Hi there! I just started using Spine in my productive process and it really is an awesome tool.
But at the moment it's a massive performance hog too. I noticed it instantly as i tried debugging a game while Spine was running in the background. The game ran all stuttery and even using photoshop was all choppy too. That's when i noticed that Spine was the culprit, wasting 40% of the quad-core CPU and pretty much all of the GPU performance while sitting in the background completely idle and doing nothing. (On my more powerful gaming rig it's still wasting 20% CPU, but is less noticable.)
Wasting performance like this is a total no-go for a desktop application that will often times just sit idle in the background. That's why i consider this a bug, even though it doesn't break Spine's functionality.
Frist of all: I guess VSync isn't used at the moment? Because the amount of performance wasted seems very high for what Spine renders. Activating VSync by default could already lower the required processing power by a good amount.

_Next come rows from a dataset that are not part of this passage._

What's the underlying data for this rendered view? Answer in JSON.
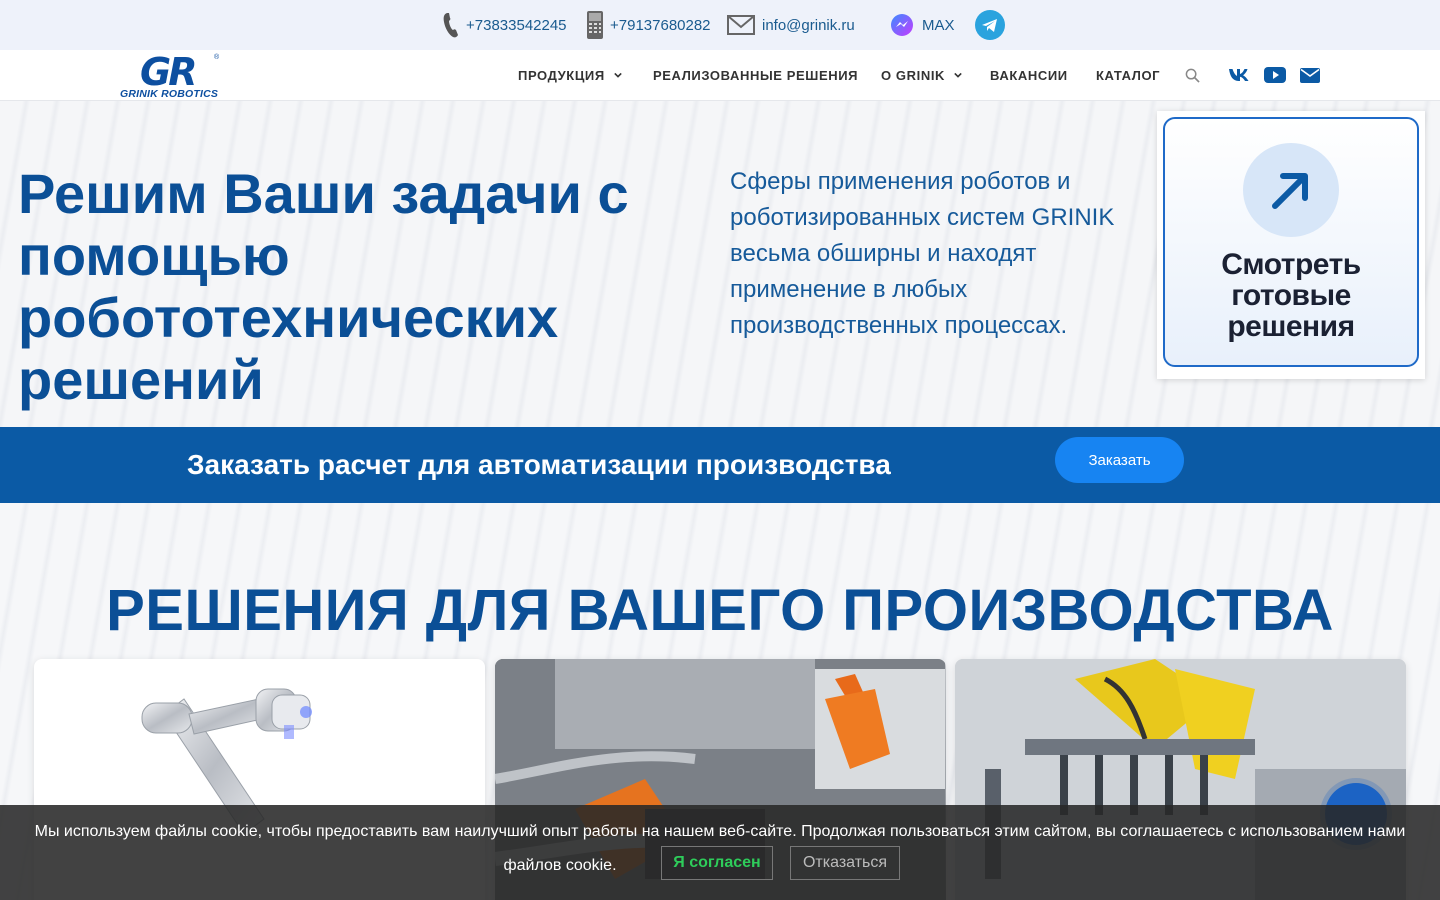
{
  "topbar": {
    "phone1": "+73833542245",
    "phone2": "+79137680282",
    "email": "info@grinik.ru",
    "max_label": "MAX",
    "icons": [
      "phone-icon",
      "mobile-phone-icon",
      "mail-icon",
      "max-messenger-icon",
      "telegram-icon"
    ]
  },
  "header": {
    "logo_mark": "GR",
    "logo_reg": "®",
    "logo_text": "GRINIK ROBOTICS",
    "nav": [
      {
        "label": "ПРОДУКЦИЯ",
        "dropdown": true
      },
      {
        "label": "РЕАЛИЗОВАННЫЕ РЕШЕНИЯ",
        "dropdown": false
      },
      {
        "label": "О GRINIK",
        "dropdown": true
      },
      {
        "label": "ВАКАНСИИ",
        "dropdown": false
      },
      {
        "label": "КАТАЛОГ",
        "dropdown": false
      }
    ],
    "icons": [
      "search-icon",
      "vk-icon",
      "youtube-icon",
      "email-icon"
    ]
  },
  "hero": {
    "title": "Решим Ваши задачи с помощью робототехнических решений",
    "lead": "Сферы применения роботов и роботизированных систем GRINIK весьма обширны и находят применение в любых производственных процессах.",
    "promo_text": "Смотреть готовые решения"
  },
  "cta": {
    "text": "Заказать расчет для автоматизации производства",
    "button": "Заказать"
  },
  "solutions": {
    "title": "РЕШЕНИЯ ДЛЯ ВАШЕГО ПРОИЗВОДСТВА"
  },
  "cookie": {
    "message_line1": "Мы используем файлы cookie, чтобы предоставить вам наилучший опыт работы на нашем веб-сайте. Продолжая пользоваться этим сайтом, вы соглашаетесь с использованием нами",
    "message_line2": "файлов cookie.",
    "accept": "Я согласен",
    "decline": "Отказаться"
  },
  "colors": {
    "brand_blue": "#0b4f96",
    "cta_band": "#0b5aa5",
    "cta_button": "#1784f2",
    "link": "#1a5b8f",
    "accept_green": "#2ecc5a"
  }
}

Now for the actual fix: Spine seems to be rendering in a constant loop even when no animation is running and no input is made, wasting resources by redrawing the exact same screen over and over again. Drawing in a loop should only happen when an animation is actively running. Otherwise drawing should only occur when:
A) The window has focus and receives mouse or keybord interaction.

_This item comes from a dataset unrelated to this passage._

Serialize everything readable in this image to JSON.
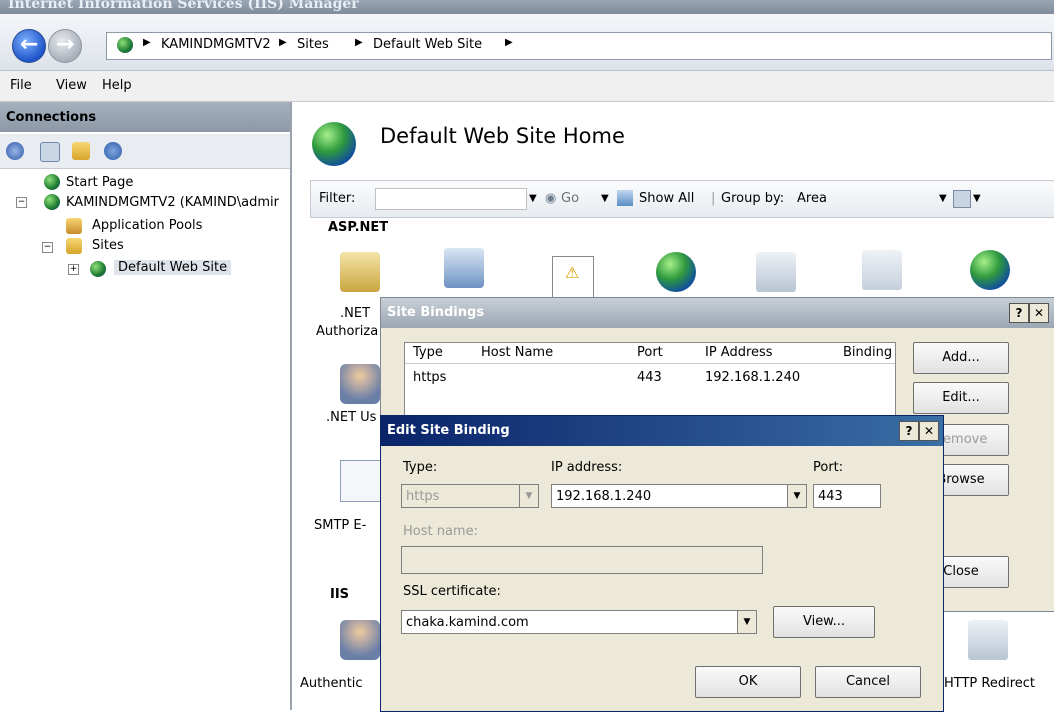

B) The window invalidates / receives a paint event.
This will reduce the required processing power to only a tiny fraction of what it is now while working with no animation actively running (because even mouse move events usually happen far less frequent than 60 times a second) and reduce it to pretty much nothing when it just sits idle in the background.
This is no pressing matter and i can avoid the issues caused by it by simply closing down Spine when i'm doing anything else. So no sweat while Nate enjoys his hopefully incredible honeymoon. 🙂 I just hope it will be fixed at some point in the not too distant future so that the tool can be left open without wasting performance like crazy.